Here’s a sneak peek of the cookie decorating videos coming soon – right before Easter, but these designs can be used for spring too! (UPDATE – Here are the video tutorials).
Cookie Design Ideas and Cookie Cutter Sources
Thanks to How Sweet is That? for having the custom bunny cookie cutters made for me, more details on decorating tips, tools and a how-to video coming soon. Thanks also to the following sources for the cookie cutters and design inspiration!
- Bunny Cutter 1 from How Sweet is That?
- Bunny Cutter 2 from How Sweet is That?
- Floral Basket or Bag Cutter from The Cookiery, decorations based on The Miller’s Wife Custom Cookies design
- Daisy Cutter and design by SweetLeighPrinted
- Carrot Cookie Cutter
- Large Egg Cutter
Cream Cheese Cut Out Sugar Cookie Recipe
- 1 1/2 cups salted butter, room temperature
- 1/2 cup cream cheese, room temperature
- 2 cups granulated sugar
- 2 large eggs
- 2 tsp vanilla extract
- 5 1/2 cups all-purpose flour
- Preheat oven to 350 degrees Fahrenheit.
- Cream the butter, cream cheese and sugar together in the bowl of an electric mixer on low speed. (Use the paddle attachment). Mix until thoroughly incorporated – for about one minute. Scrape down the sides of the bowl with a plastic spatula and mix again for a few seconds more. Over mixing the butter and sugar in this step will cause too much air to be incorporated into the dough. If you'd like a light and fluffy cookie, that's ideal, however the dough will spread more during baking; not ideal if you'd like the cookie to hold its shape.
- Add eggs slowly and mix. Scrape down the bowl with your spatula at least once and mix again.
- Add the vanilla extract and mix.
- Add the flour in 2 or 3 stages to the bowl and mix on low speed for about 30 seconds to 1 minute, and observe the dough mixing. When it starts to come together and the dough clumps around the paddle attachment and peels away from the sides of the mixer, it should be the right texture. A quick note – To see if your dough is ready, you can test the dough by pinching it between your thumb and index finger. If it’s soft but not sticky, it’s just right. If it’s too sticky when you pinch it between your fingers, add flour, ¼ cup at a time, and mix until you’re happy with the texture.
- Roll the dough out between 2 large pieces of parchment paper.

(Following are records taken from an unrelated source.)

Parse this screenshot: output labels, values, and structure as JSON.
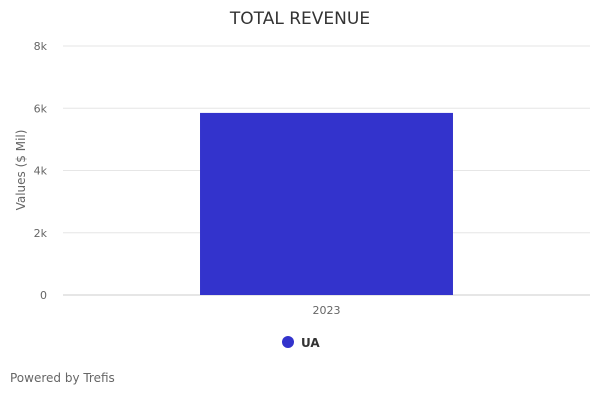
{
  "chart_data": {
    "type": "bar",
    "title": "TOTAL REVENUE",
    "xlabel": "",
    "ylabel": "Values ($ Mil)",
    "categories": [
      "2023"
    ],
    "series": [
      {
        "name": "UA",
        "values": [
          5850
        ]
      }
    ],
    "ylim": [
      0,
      8000
    ],
    "yticks": [
      {
        "value": 0,
        "label": "0"
      },
      {
        "value": 2000,
        "label": "2k"
      },
      {
        "value": 4000,
        "label": "4k"
      },
      {
        "value": 6000,
        "label": "6k"
      },
      {
        "value": 8000,
        "label": "8k"
      }
    ],
    "grid": true,
    "legend_position": "bottom-center",
    "colors": {
      "bar": "#3333cc",
      "grid": "#e6e6e6",
      "axis": "#cccccc"
    }
  },
  "credit": "Powered by Trefis"
}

Place on a baking sheet and into the fridge or freezer for a minimum of 1 hour.
- Cut out cookie shapes. Place on parchment paper-lined baking sheets. Re-roll scraps and repeat. If the dough gets too soft to work with, place in the fridge or freezer periodically to firm up again.
- Once all cut out, put cookie dough shapes back into the fridge or freezer for 10 minutes to 1 hour to chill again. They will then hold their shape better when baked.
- Bake cookies for 8-12 minutes or until the edges become golden brown. The baking time will depend on the size and thickness of your cookie.
- Let cookies cool to room temperature and decorate if you like! If you’re new to decorating cookies, I have basic cookie decorating tutorials with everything you’ll need to know to begin on my blog. Have fun!